Table 2 Power and energy performances of LIB, LIC and HyLIC cells.

Clearly, from Table 2, HyLIC can respond with a higher energy density than LIC during low power demands, and exhibits a higher power density than that of LIB during low energy demands. These results confirm that the proposed new HyLIC has a better balance and synergy on power and energy and a clear advantage over batteries and electrochemical capacitors.
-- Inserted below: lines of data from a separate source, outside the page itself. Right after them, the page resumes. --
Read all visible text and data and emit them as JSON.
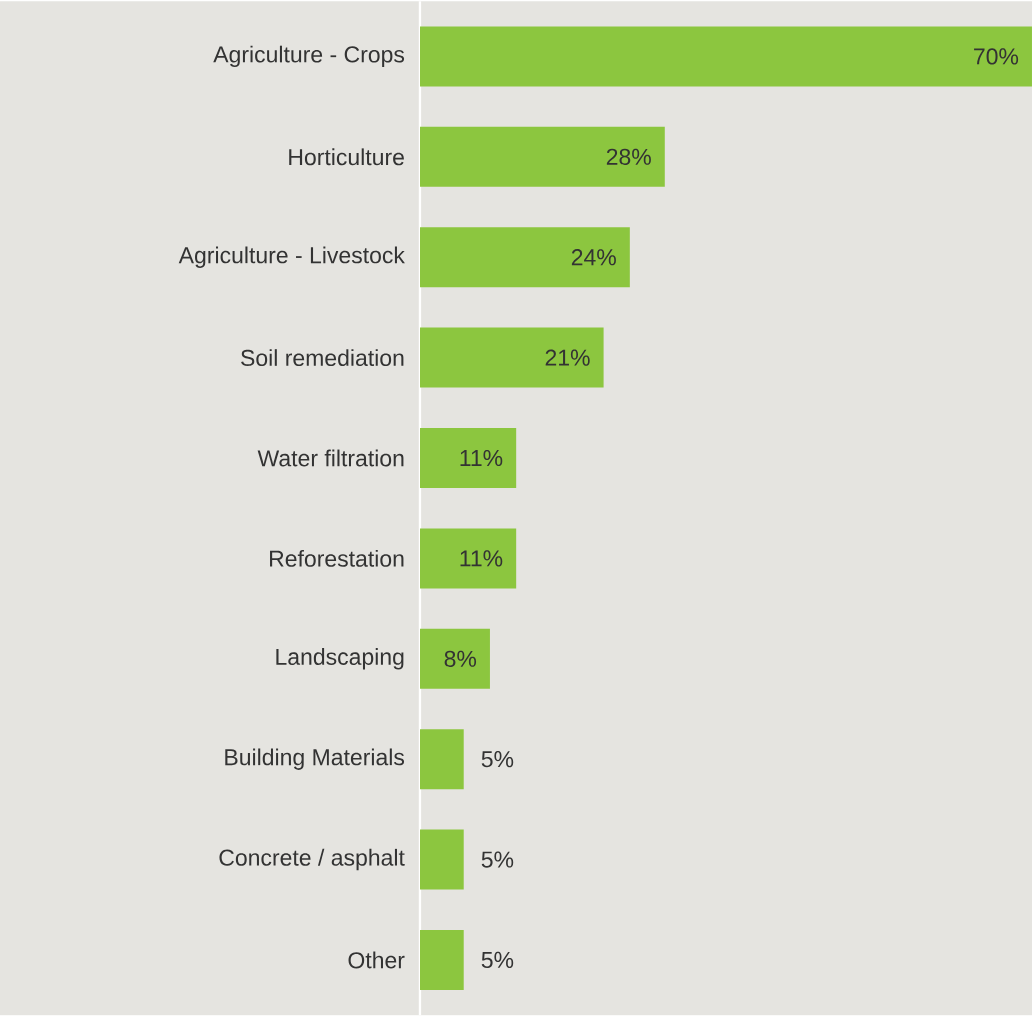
{
  "chart_data": {
    "type": "bar",
    "orientation": "horizontal",
    "data_labels": true,
    "color": "#8cc63f",
    "categories": [
      "Agriculture - Crops",
      "Horticulture",
      "Agriculture - Livestock",
      "Soil remediation",
      "Water filtration",
      "Reforestation",
      "Landscaping",
      "Building Materials",
      "Concrete / asphalt",
      "Other"
    ],
    "values": [
      70,
      28,
      24,
      21,
      11,
      11,
      8,
      5,
      5,
      5
    ],
    "value_labels": [
      "70%",
      "28%",
      "24%",
      "21%",
      "11%",
      "11%",
      "8%",
      "5%",
      "5%",
      "5%"
    ],
    "xlim": [
      0,
      70
    ]
  }
}
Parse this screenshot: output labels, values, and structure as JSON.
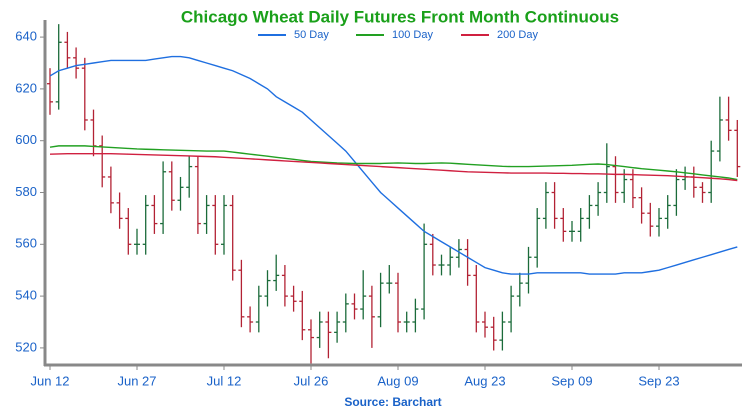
{
  "chart_data": {
    "type": "ohlc",
    "title": "Chicago Wheat Daily Futures Front Month Continuous",
    "source": "Source: Barchart",
    "categories": [
      "Jun 12",
      null,
      null,
      null,
      null,
      null,
      null,
      null,
      null,
      null,
      "Jun 27",
      null,
      null,
      null,
      null,
      null,
      null,
      null,
      null,
      null,
      "Jul 12",
      null,
      null,
      null,
      null,
      null,
      null,
      null,
      null,
      null,
      "Jul 26",
      null,
      null,
      null,
      null,
      null,
      null,
      null,
      null,
      null,
      "Aug 09",
      null,
      null,
      null,
      null,
      null,
      null,
      null,
      null,
      null,
      "Aug 23",
      null,
      null,
      null,
      null,
      null,
      null,
      null,
      null,
      null,
      "Sep 09",
      null,
      null,
      null,
      null,
      null,
      null,
      null,
      null,
      null,
      "Sep 23",
      null,
      null,
      null,
      null,
      null,
      null,
      null,
      null,
      null
    ],
    "open": [
      622,
      615,
      638,
      632,
      628,
      608,
      598,
      586,
      576,
      570,
      560,
      560,
      575,
      568,
      588,
      577,
      582,
      590,
      568,
      575,
      560,
      575,
      550,
      532,
      530,
      540,
      546,
      548,
      540,
      538,
      527,
      524,
      530,
      526,
      530,
      537,
      535,
      540,
      532,
      545,
      545,
      530,
      530,
      535,
      560,
      552,
      552,
      555,
      558,
      548,
      530,
      528,
      523,
      530,
      540,
      545,
      555,
      570,
      580,
      570,
      565,
      565,
      570,
      575,
      580,
      590,
      580,
      585,
      578,
      572,
      567,
      570,
      575,
      585,
      586,
      582,
      580,
      596,
      608,
      604
    ],
    "high": [
      628,
      645,
      642,
      636,
      632,
      612,
      602,
      590,
      580,
      574,
      566,
      579,
      579,
      592,
      592,
      586,
      594,
      594,
      579,
      579,
      579,
      579,
      554,
      536,
      544,
      550,
      556,
      552,
      544,
      542,
      531,
      534,
      534,
      534,
      541,
      541,
      550,
      544,
      549,
      552,
      549,
      534,
      539,
      568,
      564,
      556,
      559,
      562,
      562,
      552,
      534,
      532,
      534,
      544,
      549,
      559,
      574,
      584,
      584,
      574,
      569,
      574,
      579,
      584,
      599,
      594,
      589,
      589,
      582,
      576,
      574,
      579,
      589,
      590,
      590,
      584,
      600,
      617,
      617,
      608
    ],
    "low": [
      610,
      612,
      628,
      624,
      604,
      594,
      582,
      572,
      566,
      556,
      556,
      556,
      564,
      564,
      573,
      573,
      578,
      564,
      564,
      556,
      556,
      546,
      528,
      526,
      526,
      536,
      542,
      536,
      534,
      523,
      514,
      520,
      516,
      522,
      526,
      531,
      531,
      520,
      528,
      541,
      526,
      526,
      526,
      531,
      548,
      548,
      548,
      551,
      544,
      526,
      524,
      519,
      519,
      526,
      536,
      541,
      551,
      566,
      566,
      561,
      561,
      561,
      566,
      571,
      576,
      576,
      576,
      574,
      568,
      563,
      563,
      566,
      571,
      581,
      578,
      576,
      576,
      592,
      600,
      586
    ],
    "close": [
      615,
      638,
      632,
      628,
      608,
      598,
      586,
      576,
      570,
      560,
      560,
      575,
      568,
      588,
      577,
      582,
      590,
      568,
      575,
      560,
      575,
      550,
      532,
      530,
      540,
      546,
      548,
      540,
      538,
      527,
      524,
      530,
      526,
      530,
      537,
      535,
      540,
      532,
      545,
      545,
      530,
      530,
      535,
      560,
      552,
      552,
      555,
      558,
      548,
      530,
      528,
      523,
      530,
      540,
      545,
      555,
      570,
      580,
      570,
      565,
      565,
      570,
      575,
      580,
      590,
      580,
      585,
      578,
      572,
      567,
      570,
      575,
      585,
      586,
      582,
      580,
      596,
      608,
      604,
      590
    ],
    "up_color": "#1b6b3a",
    "down_color": "#b22234",
    "series": [
      {
        "name": "50 Day",
        "color": "#1f6fe0",
        "values": [
          625,
          627,
          628,
          629,
          629.5,
          630,
          630.5,
          631,
          631,
          631,
          631,
          631,
          631.5,
          632,
          632.5,
          632.5,
          632,
          631,
          630,
          629,
          628,
          627,
          625.5,
          624,
          622,
          620,
          617,
          615,
          613,
          611,
          608,
          605,
          602,
          599,
          596,
          592,
          588,
          584,
          580,
          577,
          574,
          571,
          568,
          565,
          563,
          561,
          559,
          557,
          555,
          553,
          551,
          550,
          549,
          548.5,
          548.5,
          548.5,
          549,
          549,
          549,
          549,
          549,
          549,
          548.5,
          548.5,
          548.5,
          548.5,
          549,
          549,
          549,
          549.5,
          550,
          551,
          552,
          553,
          554,
          555,
          556,
          557,
          558,
          559
        ]
      },
      {
        "name": "100 Day",
        "color": "#22a022",
        "values": [
          597.5,
          598,
          598,
          598,
          598,
          597.8,
          597.6,
          597.4,
          597.2,
          597,
          596.8,
          596.7,
          596.6,
          596.5,
          596.4,
          596.3,
          596.2,
          596.1,
          596,
          596,
          596,
          595.6,
          595.2,
          594.8,
          594.4,
          594,
          593.6,
          593.2,
          592.8,
          592.4,
          592,
          591.8,
          591.6,
          591.4,
          591.3,
          591.2,
          591.2,
          591.2,
          591.2,
          591.3,
          591.4,
          591.3,
          591.2,
          591.2,
          591.3,
          591.4,
          591.3,
          591.1,
          590.9,
          590.7,
          590.5,
          590.3,
          590.1,
          590,
          590,
          590,
          590.1,
          590.2,
          590.3,
          590.4,
          590.5,
          590.7,
          590.9,
          591,
          590.8,
          590.4,
          590,
          589.6,
          589.2,
          588.9,
          588.6,
          588.3,
          588,
          587.6,
          587.2,
          586.8,
          586.4,
          586,
          585.6,
          585
        ]
      },
      {
        "name": "200 Day",
        "color": "#d02040",
        "values": [
          594.8,
          594.9,
          595,
          595,
          595,
          595,
          595,
          595,
          594.9,
          594.8,
          594.7,
          594.6,
          594.5,
          594.4,
          594.3,
          594.2,
          594.1,
          594,
          593.9,
          593.8,
          593.6,
          593.4,
          593.2,
          593,
          592.8,
          592.6,
          592.4,
          592.2,
          592,
          591.8,
          591.6,
          591.4,
          591.2,
          591,
          590.8,
          590.6,
          590.4,
          590.2,
          590,
          589.8,
          589.6,
          589.4,
          589.2,
          589,
          588.8,
          588.6,
          588.4,
          588.2,
          588,
          587.9,
          587.8,
          587.7,
          587.6,
          587.5,
          587.5,
          587.5,
          587.5,
          587.5,
          587.4,
          587.4,
          587.3,
          587.3,
          587.2,
          587.2,
          587.1,
          587,
          587,
          586.9,
          586.8,
          586.7,
          586.6,
          586.5,
          586.3,
          586.1,
          585.9,
          585.7,
          585.5,
          585.3,
          585,
          584.6
        ]
      }
    ],
    "ylim": [
      513.4,
      646.6
    ],
    "yticks": [
      520,
      540,
      560,
      580,
      600,
      620,
      640
    ]
  }
}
Cycle life study was performed for HyLIC, and the Fig. 10 shows the specific energy density retention and round-trip energy efficiency as a function of cycle number for HyLIC at 30C. It can be observed from Fig. 10 that in the 5000 cycles, there is negligible degradation in the discharge energy density. The HyLIC still demonstrates a capacity retention of >87% of the maximum discharge specific energy density after 5000 cycles. The coulombic efficiency was observed to be near to 100% during the entire cycles. These results show that HyLIC has a stable capacity retention and excellent coulombic efficiency.

Figure 10

The specific energy density and the energy efficiency as a function of cycle number for HyLIC.

Conclusion

To combine the advantages of LIB and LIC, a novel electrochemical energy storage device HyLIC was developed. The voltage profiles for cells show that at low current rate (power demand of 60 W · Kg⁻¹), the new device, HyLIC exhibited a higher energy density of ~150 Wh · Kg⁻¹ against only ~60 Wh · Kg⁻¹ for LIC. At a high current rate (power demand of 1000 W · Kg⁻¹), this device delivers a higher energy density of ~21 Wh · Kg⁻¹ against only ~3 Wh · Kg⁻¹ for LIB. The Ragone plot proves that this novel device has the advantages of LIB and LIC and achieve a highest energy density in the power density range of 80 to 300 W kg⁻¹. HyLIC can make a balance between energy and power; and therefore, can satisfy the demand of a high energy density and a high power density for ESSs.